S’il y aura toujours de nouvelles découvertes permettant de concevoir de nouveaux produits et de nouveaux emplois, il n’y a aucune garantie que le déploiement des ordinateurs va ouvrir de vastes et nouvelles étendues d’emplois intéressants et bien rémunérés comme l’a fait le déploiement des machines d’usines. Les mythologues de l’échelle sans fin attribuent à la technologie une volonté bienfaisante qui nous libère des tâches difficiles et nous propulse dans un travail plus gratifiant. Mais la technologie ne nous libère pas plus qu’elle nous propulse, rappelle Carr. Les gens qui les conçoivent sont surtout motivés par le désir de gagner de l’argent. « Les emplois ont toujours été un sous-produit de la main invisible du marché, pas son but ». Les plus grands bénéficiaires du mythe de l’échelle sans fin sont ceux qui ont acquis une énorme richesse par les effets de concentration engendrés. Nous ne devrions en tout cas pas supposer que les machines ont l’intérêt des travailleurs au coeur, concluait-il.

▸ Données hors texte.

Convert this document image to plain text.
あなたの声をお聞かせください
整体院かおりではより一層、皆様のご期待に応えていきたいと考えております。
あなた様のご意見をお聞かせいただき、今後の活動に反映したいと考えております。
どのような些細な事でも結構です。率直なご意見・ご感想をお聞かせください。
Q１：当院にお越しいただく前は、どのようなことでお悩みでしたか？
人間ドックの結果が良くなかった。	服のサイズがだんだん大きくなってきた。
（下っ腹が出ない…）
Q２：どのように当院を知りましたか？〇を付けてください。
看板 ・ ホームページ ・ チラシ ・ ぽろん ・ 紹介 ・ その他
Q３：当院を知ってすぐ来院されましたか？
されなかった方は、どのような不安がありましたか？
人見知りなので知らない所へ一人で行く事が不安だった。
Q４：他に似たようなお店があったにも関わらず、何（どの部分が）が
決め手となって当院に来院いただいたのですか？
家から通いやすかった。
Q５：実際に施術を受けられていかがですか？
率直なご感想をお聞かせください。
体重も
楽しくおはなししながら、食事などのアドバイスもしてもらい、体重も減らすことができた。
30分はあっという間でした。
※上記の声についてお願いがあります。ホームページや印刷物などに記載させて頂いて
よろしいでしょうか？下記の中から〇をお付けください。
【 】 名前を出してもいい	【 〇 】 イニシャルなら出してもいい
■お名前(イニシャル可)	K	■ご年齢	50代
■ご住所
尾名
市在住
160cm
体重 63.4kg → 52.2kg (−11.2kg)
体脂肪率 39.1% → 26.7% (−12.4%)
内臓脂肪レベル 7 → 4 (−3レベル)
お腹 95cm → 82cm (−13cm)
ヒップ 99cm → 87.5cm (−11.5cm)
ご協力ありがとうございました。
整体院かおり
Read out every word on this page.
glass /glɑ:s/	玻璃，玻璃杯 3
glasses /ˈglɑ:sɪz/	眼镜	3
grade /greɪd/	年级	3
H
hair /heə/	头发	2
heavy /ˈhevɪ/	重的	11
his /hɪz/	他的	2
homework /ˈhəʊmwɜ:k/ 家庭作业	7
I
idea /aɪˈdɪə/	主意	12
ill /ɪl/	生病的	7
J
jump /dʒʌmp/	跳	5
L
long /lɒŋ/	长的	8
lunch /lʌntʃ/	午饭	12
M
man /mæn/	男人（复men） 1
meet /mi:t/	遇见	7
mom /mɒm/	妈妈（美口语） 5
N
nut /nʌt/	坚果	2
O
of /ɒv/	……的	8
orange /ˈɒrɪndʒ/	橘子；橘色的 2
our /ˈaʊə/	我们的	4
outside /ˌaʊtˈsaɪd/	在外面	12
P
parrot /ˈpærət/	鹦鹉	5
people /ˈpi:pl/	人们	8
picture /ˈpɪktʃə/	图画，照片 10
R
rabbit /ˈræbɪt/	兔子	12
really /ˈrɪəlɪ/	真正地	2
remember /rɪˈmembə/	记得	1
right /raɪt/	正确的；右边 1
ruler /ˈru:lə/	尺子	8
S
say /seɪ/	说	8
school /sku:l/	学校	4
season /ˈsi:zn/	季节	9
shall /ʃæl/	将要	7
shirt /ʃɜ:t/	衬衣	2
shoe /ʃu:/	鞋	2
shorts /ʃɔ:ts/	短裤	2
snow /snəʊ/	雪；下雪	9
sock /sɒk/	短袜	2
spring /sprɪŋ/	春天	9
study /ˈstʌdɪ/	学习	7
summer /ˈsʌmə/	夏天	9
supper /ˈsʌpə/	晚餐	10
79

Dans un billet plus récent, il revient à nouveau sur le mythe de l’échelle sans fin. Désormais, rappelle-t-il, les ordinateurs jouent un rôle nouveau dans les secteurs où l’on a besoin d’analyse et de décisions. En lieu et place d’une « échelle sans fin », nous pourrions désormais être confrontés à une « rampe descendante », estime le professeur d’économie du MIT David Autor, qui parle aussi de polarisation (.pdf). Plutôt que de nous libérer des travaux les plus contraignants pour des travaux plus intéressants et plus stimulants, l’automatisation pourrait nous apporter demain tout le contraire !

Dans le New York Times, Thomas Edsall revient sur une étude (.pdf) des économistes Paul Beaudry, David Green et Ben Sand qui mettent en avant une érosion généralisée de l’employabilité depuis les années 2000, quel que soit le niveau de compétence. Si dans les 20 dernières années du XXe siècle nous avons connu un exode des emplois les moins qualifiés vers des emplois qualifiés et très qualifiés, la perte d’emploi se fait désormais dans tous les domaines de compétences.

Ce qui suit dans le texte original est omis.